The concept is based on using IANA-registered link relation types to establish coarse-grained interoperability among scholarly communication and research nodes.
By using typed links in HTTP link headers, Signposting shows machines the way to obtain information from repeatedly occurring scenarios in scholarly portals. For examples, it helps machines find the authors of a publication, the bibliographic metadata that describe a publication, and discover the (compound) resources that make up a publication.
Signposting principles have found early adopters in DataCite, Pangaea, DANS, and the University College Dublin Digital Library. Signposting is not a formal standardization effort. It's just an accumulation of ideas from people that have spent a lot of time thinking about the web and scholarly communication on the web, working on specifications to improve on the interoperability status quo, and witnessing some specifications being adopted and others not. Those scarce resources, you know.

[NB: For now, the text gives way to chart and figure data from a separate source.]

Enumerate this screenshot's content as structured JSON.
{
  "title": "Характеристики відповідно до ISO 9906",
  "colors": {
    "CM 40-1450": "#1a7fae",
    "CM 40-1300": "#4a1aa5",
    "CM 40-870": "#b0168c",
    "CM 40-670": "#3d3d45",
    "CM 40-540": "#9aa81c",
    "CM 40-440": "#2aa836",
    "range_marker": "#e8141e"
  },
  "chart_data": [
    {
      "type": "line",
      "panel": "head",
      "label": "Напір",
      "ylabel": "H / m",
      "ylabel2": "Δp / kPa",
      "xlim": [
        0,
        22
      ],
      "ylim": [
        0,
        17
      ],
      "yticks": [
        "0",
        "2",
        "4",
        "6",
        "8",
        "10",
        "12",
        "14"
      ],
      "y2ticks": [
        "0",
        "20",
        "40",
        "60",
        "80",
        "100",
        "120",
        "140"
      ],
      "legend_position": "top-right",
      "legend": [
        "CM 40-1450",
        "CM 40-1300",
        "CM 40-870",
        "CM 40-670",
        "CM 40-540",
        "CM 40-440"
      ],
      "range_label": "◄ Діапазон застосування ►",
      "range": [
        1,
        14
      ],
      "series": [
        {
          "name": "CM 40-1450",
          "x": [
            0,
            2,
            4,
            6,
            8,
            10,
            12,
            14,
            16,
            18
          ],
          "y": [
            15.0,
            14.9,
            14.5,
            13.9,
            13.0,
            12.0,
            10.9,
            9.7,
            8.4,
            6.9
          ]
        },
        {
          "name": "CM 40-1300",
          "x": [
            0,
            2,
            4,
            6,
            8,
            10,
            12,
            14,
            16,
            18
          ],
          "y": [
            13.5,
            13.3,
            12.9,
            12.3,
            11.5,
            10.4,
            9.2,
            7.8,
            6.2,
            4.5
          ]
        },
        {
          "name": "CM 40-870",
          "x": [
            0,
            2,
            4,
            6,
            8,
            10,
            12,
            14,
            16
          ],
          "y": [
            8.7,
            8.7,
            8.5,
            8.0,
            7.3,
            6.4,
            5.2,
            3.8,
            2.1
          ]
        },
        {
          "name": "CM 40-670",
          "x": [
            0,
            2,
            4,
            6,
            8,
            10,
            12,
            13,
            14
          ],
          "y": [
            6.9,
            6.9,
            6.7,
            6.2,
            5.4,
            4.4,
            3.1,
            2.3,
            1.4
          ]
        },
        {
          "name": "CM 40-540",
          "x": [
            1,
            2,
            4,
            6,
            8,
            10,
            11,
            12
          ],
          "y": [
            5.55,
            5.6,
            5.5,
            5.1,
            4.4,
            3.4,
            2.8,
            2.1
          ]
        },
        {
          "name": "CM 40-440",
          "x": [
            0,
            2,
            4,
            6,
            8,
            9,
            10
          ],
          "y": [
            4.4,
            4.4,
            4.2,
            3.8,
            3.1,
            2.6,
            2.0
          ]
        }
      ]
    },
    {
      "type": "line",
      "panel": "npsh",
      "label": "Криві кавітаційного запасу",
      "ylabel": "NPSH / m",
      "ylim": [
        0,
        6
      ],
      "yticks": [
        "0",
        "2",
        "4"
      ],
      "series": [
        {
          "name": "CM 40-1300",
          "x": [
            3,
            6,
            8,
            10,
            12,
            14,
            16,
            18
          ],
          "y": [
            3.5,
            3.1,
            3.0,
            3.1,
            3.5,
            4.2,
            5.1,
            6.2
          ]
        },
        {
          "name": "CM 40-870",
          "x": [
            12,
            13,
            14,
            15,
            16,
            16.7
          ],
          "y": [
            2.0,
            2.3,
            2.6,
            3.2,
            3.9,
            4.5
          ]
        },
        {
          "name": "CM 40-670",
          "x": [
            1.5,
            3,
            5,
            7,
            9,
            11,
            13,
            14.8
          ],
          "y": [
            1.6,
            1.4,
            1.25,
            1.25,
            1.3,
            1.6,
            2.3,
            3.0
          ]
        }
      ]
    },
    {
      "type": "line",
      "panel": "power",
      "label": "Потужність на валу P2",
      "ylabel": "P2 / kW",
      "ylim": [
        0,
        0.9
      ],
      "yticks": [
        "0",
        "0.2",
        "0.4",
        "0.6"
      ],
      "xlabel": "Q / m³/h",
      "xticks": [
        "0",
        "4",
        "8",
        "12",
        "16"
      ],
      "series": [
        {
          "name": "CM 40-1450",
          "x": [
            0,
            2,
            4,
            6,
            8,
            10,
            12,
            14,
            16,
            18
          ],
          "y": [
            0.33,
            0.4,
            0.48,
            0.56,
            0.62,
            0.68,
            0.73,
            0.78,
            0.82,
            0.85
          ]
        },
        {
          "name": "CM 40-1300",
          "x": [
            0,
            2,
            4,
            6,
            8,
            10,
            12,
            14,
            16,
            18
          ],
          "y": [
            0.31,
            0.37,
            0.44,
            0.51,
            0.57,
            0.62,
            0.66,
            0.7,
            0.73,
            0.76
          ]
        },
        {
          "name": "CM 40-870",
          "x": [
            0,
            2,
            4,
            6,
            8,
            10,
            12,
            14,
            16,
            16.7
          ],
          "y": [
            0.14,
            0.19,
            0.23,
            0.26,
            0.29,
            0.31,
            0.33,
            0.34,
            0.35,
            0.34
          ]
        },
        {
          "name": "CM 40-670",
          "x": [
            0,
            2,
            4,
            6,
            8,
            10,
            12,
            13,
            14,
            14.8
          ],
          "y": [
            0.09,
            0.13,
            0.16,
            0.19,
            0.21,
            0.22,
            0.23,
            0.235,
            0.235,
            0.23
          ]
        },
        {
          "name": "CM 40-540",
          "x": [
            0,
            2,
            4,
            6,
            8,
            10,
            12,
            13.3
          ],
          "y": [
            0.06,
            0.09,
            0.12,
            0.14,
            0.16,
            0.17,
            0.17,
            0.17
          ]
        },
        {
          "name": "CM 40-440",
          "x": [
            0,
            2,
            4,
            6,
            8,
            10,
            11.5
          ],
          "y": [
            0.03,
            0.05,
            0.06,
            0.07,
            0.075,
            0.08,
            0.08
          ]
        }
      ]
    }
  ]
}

The Signposting approach is fully aligned with hypermedia (REST, HATEOAS) lines of thinking regarding web interoperability. Implementation of a pattern should be straightforward and would help machines significantly. Which would allow the emergence of new applications that make the life of a reader easier. Meaning great Return On Investment
Some background material related to the Signposting effort:
- Van de Sompel, H., and Nelson, M.L. (2015) Reminiscing About 15 Years of Interoperability Efforts. D-Lib Magazine, 21(11/12). DOI: 10.1045/november2015-vandesompel
- Van de Sompel, H., Rosenthal, D., and Nelson, M.L. (2016) Web Infrastructure to Support e-Journal Preservation (and More). Arxiv preprint. arXiv: 1605.06154
- Van de Sompel, H., and Nelson, M.L. (2015) Achieving Meaningful Interoperability for Web-Based Scholarship.